Comment 5 ANEZAKI, Akira 2011-11-26 15:32:34 UTC
(Supplimental Information to comment #4)

> 4.
> I configured a software bridge by openvpn. But, after I stop openvpn bridge
> service, call trace is not logged.

The openvpn service is starting as a server only but not connected. It's only waiting to connection from clients. But call traces are logged every few minutes.

Comment 6 ANEZAKI, Akira 2011-12-14 01:40:34 UTC
I finally upgraded to Fedora 16, and changed the way to create bridge device while booting. It's same way that Sergei showed us. And I tested again. Of course HW checksum is turned on.
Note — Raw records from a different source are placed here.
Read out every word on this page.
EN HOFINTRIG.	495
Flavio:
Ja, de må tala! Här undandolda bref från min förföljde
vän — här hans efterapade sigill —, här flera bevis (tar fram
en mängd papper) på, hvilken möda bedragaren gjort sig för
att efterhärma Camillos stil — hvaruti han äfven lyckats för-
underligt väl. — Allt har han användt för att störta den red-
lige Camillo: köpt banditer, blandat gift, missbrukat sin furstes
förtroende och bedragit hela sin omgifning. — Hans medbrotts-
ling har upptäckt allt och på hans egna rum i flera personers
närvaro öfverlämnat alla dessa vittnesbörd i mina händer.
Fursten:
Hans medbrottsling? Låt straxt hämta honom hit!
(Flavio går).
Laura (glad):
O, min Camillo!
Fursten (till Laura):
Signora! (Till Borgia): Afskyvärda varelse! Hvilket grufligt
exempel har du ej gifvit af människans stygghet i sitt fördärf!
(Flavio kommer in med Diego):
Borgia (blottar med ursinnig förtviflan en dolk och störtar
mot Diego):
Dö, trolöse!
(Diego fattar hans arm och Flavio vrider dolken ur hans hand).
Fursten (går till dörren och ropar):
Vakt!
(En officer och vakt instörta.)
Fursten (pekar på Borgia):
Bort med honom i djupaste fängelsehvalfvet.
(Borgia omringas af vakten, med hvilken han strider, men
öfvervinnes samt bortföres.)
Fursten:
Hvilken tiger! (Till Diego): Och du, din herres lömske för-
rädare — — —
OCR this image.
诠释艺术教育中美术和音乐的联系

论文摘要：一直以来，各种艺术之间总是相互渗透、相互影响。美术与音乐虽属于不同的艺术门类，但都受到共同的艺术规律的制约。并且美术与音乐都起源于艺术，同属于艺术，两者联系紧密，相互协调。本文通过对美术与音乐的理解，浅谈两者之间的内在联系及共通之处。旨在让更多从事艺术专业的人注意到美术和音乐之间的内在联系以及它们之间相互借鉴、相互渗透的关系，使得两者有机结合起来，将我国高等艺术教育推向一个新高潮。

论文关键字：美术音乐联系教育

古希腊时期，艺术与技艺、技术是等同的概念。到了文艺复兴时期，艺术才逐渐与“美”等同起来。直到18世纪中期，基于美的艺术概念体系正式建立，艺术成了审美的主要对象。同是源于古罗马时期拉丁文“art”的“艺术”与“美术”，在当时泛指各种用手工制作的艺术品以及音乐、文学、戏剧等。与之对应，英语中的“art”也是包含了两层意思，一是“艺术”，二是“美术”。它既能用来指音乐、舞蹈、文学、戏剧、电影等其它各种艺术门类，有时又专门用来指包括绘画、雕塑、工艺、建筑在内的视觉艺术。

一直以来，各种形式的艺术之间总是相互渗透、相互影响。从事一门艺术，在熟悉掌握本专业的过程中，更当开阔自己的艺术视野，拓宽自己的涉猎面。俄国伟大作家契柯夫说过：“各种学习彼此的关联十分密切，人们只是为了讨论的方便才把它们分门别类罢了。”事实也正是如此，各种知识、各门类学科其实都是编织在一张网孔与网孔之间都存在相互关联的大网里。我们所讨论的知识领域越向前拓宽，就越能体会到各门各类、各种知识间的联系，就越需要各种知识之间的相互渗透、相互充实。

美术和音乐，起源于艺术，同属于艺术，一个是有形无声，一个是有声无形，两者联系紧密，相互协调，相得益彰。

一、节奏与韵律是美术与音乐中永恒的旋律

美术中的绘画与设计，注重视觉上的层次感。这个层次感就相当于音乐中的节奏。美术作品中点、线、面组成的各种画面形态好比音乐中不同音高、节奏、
When I use kernel 3.1.4-1.fc16.i686.PAE, Call Traces are logged while openvpn is connected and bridging every fiew minutes. But, No Call Traces are logged while openvpn is only waiting connections. It differs from what I reported before. 

When I use kernel 3.1.5-1.fc16.i686.PAE, No Call Traces are logged while openvpn is connected and bridging. I had tested more than 12 hours. 

About my system, the problem was solved. Thank you.